Калина (Когут) - страница 107

— Соскучился без меня?

— Кто?

— Тарнович.

— Не знаю. Но кажется, это весьма серьезное дело, Борис.

— Еще бы. Речь идет о новых десятках тысяч.

— Я знала, что ты так скажешь.

— Зачем же ты приехала?

— Я все же надеялась.

— А я уже ни на что не надеюсь.

— Мне не хотелось отказаться от попытки помешать тебе совершить очередную глупость. Я думаю, что очень неразумно отказываться от этого предложения, но думаю также, что мне не удастся тебя переубедить.

— Ты права в своем заключении, но ошибаешься относительно причин. Я не буду делать этот памятник не потому, что это устроил Тарнович. В общем-то я груб и примитивен, но все же не настолько глуп, чтобы из-за постельных историй жертвовать самым существенным. Я не буду делать этот памятник, потому что не хочу, чтобы он потом резал мне глаза. Этот памятник ничего не стоит, и я это знаю лучше, чем кто бы то ни было. И я не хочу, чтобы какому-нибудь вандалу выпала честь разрушить его. Я не хочу выставлять его на обозрение, ведь не все люди слепы.

— Подумай о детях.

— Именно о них я и думаю. И не хочу, чтобы им было стыдно за меня. Или еще хуже: чтобы они презирали меня.

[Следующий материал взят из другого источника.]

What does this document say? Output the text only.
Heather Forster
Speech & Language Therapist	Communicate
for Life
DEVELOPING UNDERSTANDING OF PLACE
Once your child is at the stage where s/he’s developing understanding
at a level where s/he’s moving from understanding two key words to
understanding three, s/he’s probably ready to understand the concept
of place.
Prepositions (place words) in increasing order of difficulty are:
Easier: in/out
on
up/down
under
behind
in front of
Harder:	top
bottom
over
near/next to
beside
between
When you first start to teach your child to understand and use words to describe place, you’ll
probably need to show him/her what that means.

Качали головой и говорили: «Неужели наш отец соорудил такое чудовище?»

— Ну и лицемер же ты, Борис. Я надеялась, что ты за это время изменился, то есть что-то передумал, отдохнул, осмелел. Ты просто жалкий трус.

Если бы она сказала не это, он ответил бы, вероятно: «Подумаю, посмотрю, сразу не могу решить». А завтра, послезавтра поехал бы в город. Если бы она положила голову ему на колени и спросила: «Ты меня уже совсем не любишь?» — он еще сегодня, сразу поехал бы вместе с ней и всю дорогу смотрел бы со сжатым горлом на ее профиль, положил бы руку на ее колено и был бы счастлив несколько часов.

— Я должен дать тебе пощечину. И дам вот этой левой рукой.

И словно бы желая убедиться, что сможет сделать это, он замахнулся, но Здися успела уклониться, как опытный боксер, какое-то мгновение он смотрел в ее широко раскрытые, недоумевающие глаза, смутился и опустил веки, и тут раздался звук пощечины.

— Вот тебе, хам!

У него потемнело в глазах, затылок пронзила резкая боль. «Я убью ее», — мелькнуло у него в голове, и он очень испугался этой мысли, сжал кулаки, тяжело дыша, потом встал и, шатаясь как пьяный, подошел к окну, оперся локтями о подоконник, ему казалось, что сейчас он потеряет сознание. Он боялся этого, переступал с ноги на ногу и почувствовал, что правое плечо, потом вся рука деревенеют, с этого начинается инфаркт, болезнь пьяниц и художников. «Возможно, я умру, это было бы лучше всего».